オリンポス山(読み)おりんぽすさん(英語表記)Olympos

日本大百科全書(ニッポニカ)の解説

ギリシア北東部、テッサリアとマケドニアの境にそびえるギリシア第一の高山。現代ギリシア語名オリンボスÓlimbos山。全体は直径約20キロメートルの一大山塊をなし、最高峰は標高2917メートルのミティカスであるが、ほかにも2700メートル以上の峰がいくつもあり、9月から4月まで雪を頂く。ホメロス以来、ゼウス以下の神々の住む所と信じられ、ヘレニズム時代に、標高2817メートルの聖アントニオスの峰の頂上にゼウスの聖所が設けられたことが知られている。
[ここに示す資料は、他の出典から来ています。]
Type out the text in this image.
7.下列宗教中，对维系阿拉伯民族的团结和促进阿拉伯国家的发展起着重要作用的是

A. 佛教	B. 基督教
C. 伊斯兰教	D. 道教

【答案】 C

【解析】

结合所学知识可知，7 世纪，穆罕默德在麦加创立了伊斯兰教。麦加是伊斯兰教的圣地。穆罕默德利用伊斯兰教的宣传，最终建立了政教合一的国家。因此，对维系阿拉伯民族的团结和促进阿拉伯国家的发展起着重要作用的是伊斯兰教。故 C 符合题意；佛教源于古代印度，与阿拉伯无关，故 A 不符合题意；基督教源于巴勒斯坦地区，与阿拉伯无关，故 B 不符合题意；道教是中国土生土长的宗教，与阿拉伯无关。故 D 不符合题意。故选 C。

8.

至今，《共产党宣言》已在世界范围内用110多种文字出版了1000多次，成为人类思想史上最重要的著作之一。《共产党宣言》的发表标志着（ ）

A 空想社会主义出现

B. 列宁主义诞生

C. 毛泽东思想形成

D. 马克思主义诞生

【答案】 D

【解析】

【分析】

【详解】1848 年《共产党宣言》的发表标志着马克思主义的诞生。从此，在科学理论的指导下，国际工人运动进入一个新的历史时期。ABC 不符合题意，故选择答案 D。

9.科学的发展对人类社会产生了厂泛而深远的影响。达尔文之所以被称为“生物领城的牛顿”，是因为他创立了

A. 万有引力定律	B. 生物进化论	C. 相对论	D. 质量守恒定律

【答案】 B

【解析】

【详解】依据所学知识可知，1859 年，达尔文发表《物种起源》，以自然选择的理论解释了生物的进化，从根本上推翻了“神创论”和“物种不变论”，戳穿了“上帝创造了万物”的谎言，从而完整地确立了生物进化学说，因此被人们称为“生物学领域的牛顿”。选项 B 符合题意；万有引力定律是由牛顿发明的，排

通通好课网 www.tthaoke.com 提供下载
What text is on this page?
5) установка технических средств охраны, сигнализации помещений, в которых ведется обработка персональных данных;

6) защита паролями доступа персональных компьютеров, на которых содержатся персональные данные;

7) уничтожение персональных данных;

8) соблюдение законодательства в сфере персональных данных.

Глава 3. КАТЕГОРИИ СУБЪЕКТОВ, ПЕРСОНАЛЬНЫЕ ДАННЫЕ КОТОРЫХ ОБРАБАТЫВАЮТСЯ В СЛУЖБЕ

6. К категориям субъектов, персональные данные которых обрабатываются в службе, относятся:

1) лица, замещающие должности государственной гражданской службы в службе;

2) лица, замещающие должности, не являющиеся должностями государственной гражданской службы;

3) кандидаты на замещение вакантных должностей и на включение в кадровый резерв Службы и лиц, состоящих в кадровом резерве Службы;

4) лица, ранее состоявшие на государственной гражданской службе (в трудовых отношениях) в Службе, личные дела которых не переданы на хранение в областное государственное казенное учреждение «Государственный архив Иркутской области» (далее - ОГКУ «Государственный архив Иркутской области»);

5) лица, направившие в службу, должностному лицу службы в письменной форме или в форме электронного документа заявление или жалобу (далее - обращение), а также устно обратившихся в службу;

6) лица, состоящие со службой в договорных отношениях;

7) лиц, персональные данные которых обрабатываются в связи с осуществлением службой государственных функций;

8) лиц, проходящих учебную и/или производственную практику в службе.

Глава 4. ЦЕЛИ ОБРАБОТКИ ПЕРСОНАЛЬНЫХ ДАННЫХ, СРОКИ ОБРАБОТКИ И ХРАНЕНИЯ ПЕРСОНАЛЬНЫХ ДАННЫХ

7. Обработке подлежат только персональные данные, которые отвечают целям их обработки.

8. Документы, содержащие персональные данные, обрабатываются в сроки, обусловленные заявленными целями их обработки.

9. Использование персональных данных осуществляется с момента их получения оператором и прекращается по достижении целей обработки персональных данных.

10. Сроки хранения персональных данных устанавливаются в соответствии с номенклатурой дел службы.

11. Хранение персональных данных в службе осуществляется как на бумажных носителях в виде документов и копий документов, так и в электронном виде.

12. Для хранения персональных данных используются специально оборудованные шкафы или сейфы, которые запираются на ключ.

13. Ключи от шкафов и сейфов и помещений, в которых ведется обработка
近世以降、峰々の登頂が試みられ、1913年にスイス人ダニエル・ボーボビーとフレデリック・ボアソナが、現地のガイドのカカロスとともに、初めて標高2910メートルの「ゼウスの座」ステファニの峰とミティカスを極めることに成功した。なお、オリンポスという名の山は、ほかにもギリシア、小アジア、キプロスの各地にあり、この名は、おそらく単に「山」を意味する先住民のことばに由来すると考えられる。